Herd and Flock Health Plans have been largely done remotely up till now. As restrictions have now eased we are moving to face to face where possible. As always, we need reasonable notice to collate data for performance reviews etc. The Dairy HHP for Red Tractor Standards requires you to be compliant with the National Johne’s Management Plan (NJMP). Just about all of our herds are now quarterly monitoring for Johne’s with milk recording but those that are not need to complete some targeted sampling prior to sign off. Again, this takes time so forward planning is essential. Medicine training is now compulsory for Beef & Sheep as well as Dairy. Our Medicine training course on the 27th October is now fully subscribed. We have decided to split the day so Beef & Sheep is at 11.00am and Dairy at 2pm. If you have not yet registered then please call to register your interest and we will announce another date shortly.
There are a few medicine updates for you. Currently Ubrostar Red is out of stock but expected back shortly. Trodax and Tetra Delta have both been discontinued and will not return to market. On the positive side, we have a new pour-on Flukicide for cattle; Solantel. This will treat immature fluke and adults but not the early immatures. It may be a good option for an easy-to-use post housing dose in adult cows where worming is generally not required. Unfortunately, it cannot be used in Dairy Cows.
Coccidiosis is the second most common cause of diarrhoea in calves after Rotavirus and outbreaks often spike in frequency at this time of year. Coccidia are single-celled parasites (not bacteria) and not all species cause a problem. Calves are primarily 3 weeks to 6 months old and can be both housed and grazing. Coccidia are spread between calves via the environment – eggs (oocysts) shed in faeces and survive for long periods despite heat, cold and most disinfectants. They damage the wall of the large intestine by replicating in the gut cells and then erupting. This creates a watery diarrhoea, resulting in straining with mucus and blood seen in the diarrhoea and long term gut damage. Severe cases show depression, loss of appetite, weight loss and dehydration. 95% of cases are not diagnosed and so the key loss with cocci is poor weight gains.
Samples are needed to confirm coccidiosis as the cause but there is a ‘pre-patent period’ where a calf is infected and eggs are not yet visible in the faeces, so repeat testing may be required.
Talk to us about timing and type of product for treatment; remember the parasite has already damaged the gut tissue when you see signs, this stunts performance long term.

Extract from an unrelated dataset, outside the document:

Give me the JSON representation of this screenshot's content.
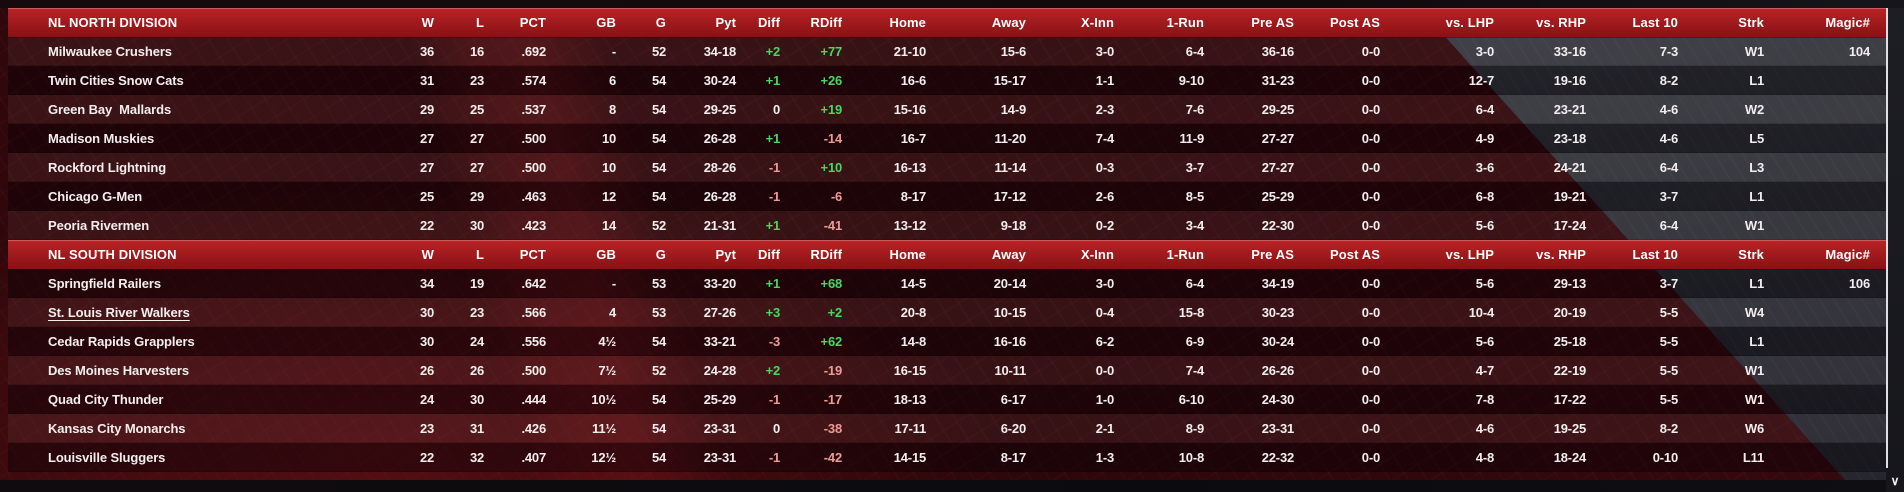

Prevention of cases requires excellent hygiene and management. Reduce stocking density, regularly move feed and water troughs and reduce faecal contamination. Avoid mixing different ages of calves and clean and disinfect all buildings between groups of calves. It is important to use a disinfectant that claims effectiveness against coccidial oocysts. Steam cleaning can also be effective. Pastures remain infected for years after so don’t put young calves in the same place year on year. In feed preventative medication can be used but is not a fix for poor management.